Balance Sheet Classification

Below, PwC explains how to classify debt as current vs. non-current.
The ASC Master Glossary defines current liabilities as:
Obligations whose liquidation is reasonably expected to require the use of existing resources properly classifiable as current assets, or the creation of other current liabilities (emphasis added).
The principal guidance for determining the balance sheet classification of liabilities is contained in ASC 210-10-45-5 through 45-12. Under that guidance, current liabilities include:

Short-term debt expected to be liquidated within one year (or operating cycle, if longer).

Current maturities of long-term obligations.

Obligations that, by their terms, are due on demand or will be due on demand within one year (or the operating cycle, if longer) from the balance sheet date, even if liquidation is not expected within that period.

Long-term obligations that are (or will be) puttable by the creditor either because the debtor’s violation of a provision of the debt agreement at the balance sheet date makes the obligation puttable or (b) the violation, if not cured within a specified grace period, will make the obligation puttable. When (1) cure of the violation is not expected within the grace period, resulting in the debt becoming puttable, (2) no waiver of the puttable debt will be granted, and (3) the company does not meet the conditions under ASC 470-10-45-13 through 45-20 for refinancing the short-term debt on a long-term basis (FG section 6.2.1).

Contingently convertible debt with a cash conversion feature (FG section 7.4) for which (1) the issuer is required to or has asserted that it will settle the par or accreted value of the bond in cash upon conversion and (2) the contingency has been met at the reporting date.
Source: PwC.

The situation is particularly difficult for smaller companies with fewer resources, says John Bishop, a partner at PwC, and it adds a layer of complexity to the audit as well. “You would think this is a pretty benign area, but it is loaded with complexities,” he says. “To comply with the exceptions requires detailed contract reviews, and the contracts can be complicated to read. They are loaded with legalese.”

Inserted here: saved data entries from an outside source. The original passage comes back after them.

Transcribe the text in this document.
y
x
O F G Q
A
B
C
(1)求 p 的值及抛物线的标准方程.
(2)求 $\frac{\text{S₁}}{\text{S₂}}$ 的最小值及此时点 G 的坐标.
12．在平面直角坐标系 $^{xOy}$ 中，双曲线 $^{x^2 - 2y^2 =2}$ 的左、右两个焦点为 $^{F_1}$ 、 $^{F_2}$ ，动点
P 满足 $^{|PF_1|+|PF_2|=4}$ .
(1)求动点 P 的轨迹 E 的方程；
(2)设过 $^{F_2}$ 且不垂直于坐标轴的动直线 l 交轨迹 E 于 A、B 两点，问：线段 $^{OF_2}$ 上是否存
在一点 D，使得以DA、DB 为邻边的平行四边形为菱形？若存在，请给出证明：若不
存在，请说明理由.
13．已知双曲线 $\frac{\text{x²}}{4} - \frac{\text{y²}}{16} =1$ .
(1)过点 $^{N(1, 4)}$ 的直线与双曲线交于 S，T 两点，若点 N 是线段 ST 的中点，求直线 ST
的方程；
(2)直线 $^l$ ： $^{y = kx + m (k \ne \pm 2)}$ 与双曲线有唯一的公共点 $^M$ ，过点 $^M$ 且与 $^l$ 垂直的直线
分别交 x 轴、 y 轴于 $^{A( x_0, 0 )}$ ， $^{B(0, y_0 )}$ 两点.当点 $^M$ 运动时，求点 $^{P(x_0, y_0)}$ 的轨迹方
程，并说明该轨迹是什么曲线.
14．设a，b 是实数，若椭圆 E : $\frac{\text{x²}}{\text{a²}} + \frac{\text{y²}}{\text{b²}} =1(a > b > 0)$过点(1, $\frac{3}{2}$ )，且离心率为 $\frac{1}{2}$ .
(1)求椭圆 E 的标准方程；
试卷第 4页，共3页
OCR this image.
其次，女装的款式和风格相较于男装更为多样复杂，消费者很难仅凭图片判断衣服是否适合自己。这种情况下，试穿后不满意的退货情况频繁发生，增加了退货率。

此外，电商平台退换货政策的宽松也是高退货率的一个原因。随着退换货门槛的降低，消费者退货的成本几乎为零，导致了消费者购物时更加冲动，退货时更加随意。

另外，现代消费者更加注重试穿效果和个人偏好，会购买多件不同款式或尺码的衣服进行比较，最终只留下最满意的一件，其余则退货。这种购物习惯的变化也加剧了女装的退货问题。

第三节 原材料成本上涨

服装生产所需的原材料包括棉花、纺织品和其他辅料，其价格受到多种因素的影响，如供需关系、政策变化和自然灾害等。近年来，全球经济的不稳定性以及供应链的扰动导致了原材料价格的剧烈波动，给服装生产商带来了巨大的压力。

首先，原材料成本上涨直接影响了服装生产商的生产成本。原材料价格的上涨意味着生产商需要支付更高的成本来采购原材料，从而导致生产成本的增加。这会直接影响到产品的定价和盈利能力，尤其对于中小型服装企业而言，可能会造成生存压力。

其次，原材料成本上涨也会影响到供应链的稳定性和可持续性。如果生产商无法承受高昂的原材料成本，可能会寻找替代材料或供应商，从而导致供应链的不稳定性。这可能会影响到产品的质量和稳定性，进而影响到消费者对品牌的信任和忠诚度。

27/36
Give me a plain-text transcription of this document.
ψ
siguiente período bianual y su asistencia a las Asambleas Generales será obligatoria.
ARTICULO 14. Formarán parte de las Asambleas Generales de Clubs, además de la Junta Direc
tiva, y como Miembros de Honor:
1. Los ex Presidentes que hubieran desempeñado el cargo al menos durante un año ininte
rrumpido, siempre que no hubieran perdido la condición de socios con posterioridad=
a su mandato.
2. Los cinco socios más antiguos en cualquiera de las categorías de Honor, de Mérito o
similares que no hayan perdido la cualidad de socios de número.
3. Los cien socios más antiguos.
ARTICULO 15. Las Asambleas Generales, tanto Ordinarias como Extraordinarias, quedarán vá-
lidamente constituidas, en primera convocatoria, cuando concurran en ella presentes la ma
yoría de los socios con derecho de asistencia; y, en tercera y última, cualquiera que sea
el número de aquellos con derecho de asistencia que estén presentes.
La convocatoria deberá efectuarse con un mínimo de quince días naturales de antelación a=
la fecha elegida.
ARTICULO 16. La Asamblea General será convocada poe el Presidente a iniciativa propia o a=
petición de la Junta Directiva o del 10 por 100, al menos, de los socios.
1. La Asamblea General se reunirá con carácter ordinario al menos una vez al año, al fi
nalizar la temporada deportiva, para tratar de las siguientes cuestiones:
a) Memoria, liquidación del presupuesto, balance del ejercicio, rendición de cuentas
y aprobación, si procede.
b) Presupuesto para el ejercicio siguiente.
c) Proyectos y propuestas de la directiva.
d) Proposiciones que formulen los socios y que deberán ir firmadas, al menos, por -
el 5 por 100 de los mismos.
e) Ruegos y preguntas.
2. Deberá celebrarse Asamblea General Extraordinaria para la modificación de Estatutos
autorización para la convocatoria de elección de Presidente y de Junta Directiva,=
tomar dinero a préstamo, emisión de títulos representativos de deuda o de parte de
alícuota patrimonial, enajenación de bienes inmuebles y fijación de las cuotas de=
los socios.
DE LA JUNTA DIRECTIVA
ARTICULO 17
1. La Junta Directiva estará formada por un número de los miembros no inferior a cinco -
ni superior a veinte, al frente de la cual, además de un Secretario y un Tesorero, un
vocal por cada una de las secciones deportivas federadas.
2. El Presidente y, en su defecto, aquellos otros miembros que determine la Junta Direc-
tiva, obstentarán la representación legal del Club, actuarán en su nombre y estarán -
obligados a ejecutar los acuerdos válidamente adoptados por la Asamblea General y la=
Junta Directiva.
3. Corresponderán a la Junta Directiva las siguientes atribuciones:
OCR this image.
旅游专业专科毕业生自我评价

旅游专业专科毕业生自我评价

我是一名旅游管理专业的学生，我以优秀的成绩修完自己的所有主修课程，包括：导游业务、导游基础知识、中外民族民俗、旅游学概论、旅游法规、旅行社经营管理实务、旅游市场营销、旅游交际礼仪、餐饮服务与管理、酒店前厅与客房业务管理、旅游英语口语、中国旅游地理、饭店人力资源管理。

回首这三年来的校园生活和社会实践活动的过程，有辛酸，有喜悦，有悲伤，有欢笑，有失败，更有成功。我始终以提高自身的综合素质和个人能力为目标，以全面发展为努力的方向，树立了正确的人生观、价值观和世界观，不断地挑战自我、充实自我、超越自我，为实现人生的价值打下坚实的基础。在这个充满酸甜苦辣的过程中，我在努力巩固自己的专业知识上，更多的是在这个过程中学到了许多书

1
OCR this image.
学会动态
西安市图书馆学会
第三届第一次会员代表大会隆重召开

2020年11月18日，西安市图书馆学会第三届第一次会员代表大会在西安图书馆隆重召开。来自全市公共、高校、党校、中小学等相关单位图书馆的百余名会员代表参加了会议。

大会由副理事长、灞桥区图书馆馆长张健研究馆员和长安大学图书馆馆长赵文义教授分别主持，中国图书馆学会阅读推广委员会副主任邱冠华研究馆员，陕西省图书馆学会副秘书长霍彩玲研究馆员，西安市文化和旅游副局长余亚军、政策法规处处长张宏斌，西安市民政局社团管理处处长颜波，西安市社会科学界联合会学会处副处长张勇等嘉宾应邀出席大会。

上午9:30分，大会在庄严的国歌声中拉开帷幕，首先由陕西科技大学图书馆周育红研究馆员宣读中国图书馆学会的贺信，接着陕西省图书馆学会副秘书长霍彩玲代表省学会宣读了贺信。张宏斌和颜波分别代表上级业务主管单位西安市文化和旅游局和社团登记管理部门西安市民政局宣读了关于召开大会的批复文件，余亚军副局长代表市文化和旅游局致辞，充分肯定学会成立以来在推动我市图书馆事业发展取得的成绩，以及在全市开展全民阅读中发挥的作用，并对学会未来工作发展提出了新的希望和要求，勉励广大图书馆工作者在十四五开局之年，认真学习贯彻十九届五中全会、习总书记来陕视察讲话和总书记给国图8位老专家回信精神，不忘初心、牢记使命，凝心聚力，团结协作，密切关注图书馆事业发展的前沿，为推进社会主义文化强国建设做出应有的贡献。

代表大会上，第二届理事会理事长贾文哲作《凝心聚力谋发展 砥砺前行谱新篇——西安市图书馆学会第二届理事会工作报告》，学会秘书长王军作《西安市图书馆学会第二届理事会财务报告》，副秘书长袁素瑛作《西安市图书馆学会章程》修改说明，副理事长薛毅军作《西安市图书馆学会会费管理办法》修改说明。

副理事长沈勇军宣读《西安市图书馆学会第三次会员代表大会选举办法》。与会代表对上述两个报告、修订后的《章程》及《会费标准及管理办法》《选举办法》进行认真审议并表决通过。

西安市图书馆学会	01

The current rules on debt classification have been “cobbled together” going back as far as 50 years, says Scoles. As financial products became more complex and entities developed different ways of interpreting the rules to specific fact patterns, guidance became more specific in response. “That has led to situations where you can end up with some very similar facts and circumstances that end up with different classifications,” he says. “And it’s all based on a bunch of rules.”

As GAAP became more specific to those facts and circumstances, the markets responded with “transaction engineering” meant to achieve a desired accounting result, says Chris Wright, a managing director with Protiviti. “The form and content of deals has been subject to change so the accounting requirements can be met,” he says.

Bishop says he’s not sure all companies would cheer the elimination of detailed prescriptive guidance that enables them to achieve particular outcomes. “If we started with simply following the contractual terms, that would take a lot of complexities out, but it’s not clear that constituents would like that,” he says. “Being able to report certain short-term loans as non-current is a welcome thing, so it’s not clear to me that it would be embraced to remove those exceptions.”

Ultimately, time will tell whether simplification in debt classification or any other area of GAAP is well received in the markets, says Wright. “How long will simplification survive in the face of issuer questions about how to apply the standard?” he says. “It should be well received in theory, but it depends on how it operates in practice.”

FASB also has indicated it plans to look at whether it can simplify the accounting for debt issuance costs, although it is a separate issue from debt classification, says Gilbert. GAAP calls for fees paid to the lender vs. a third party in issuing a loan to be accounted for differently, leading to different presentation and treatment on the balance sheet. FASB says its plan is to better align the treatment of those costs.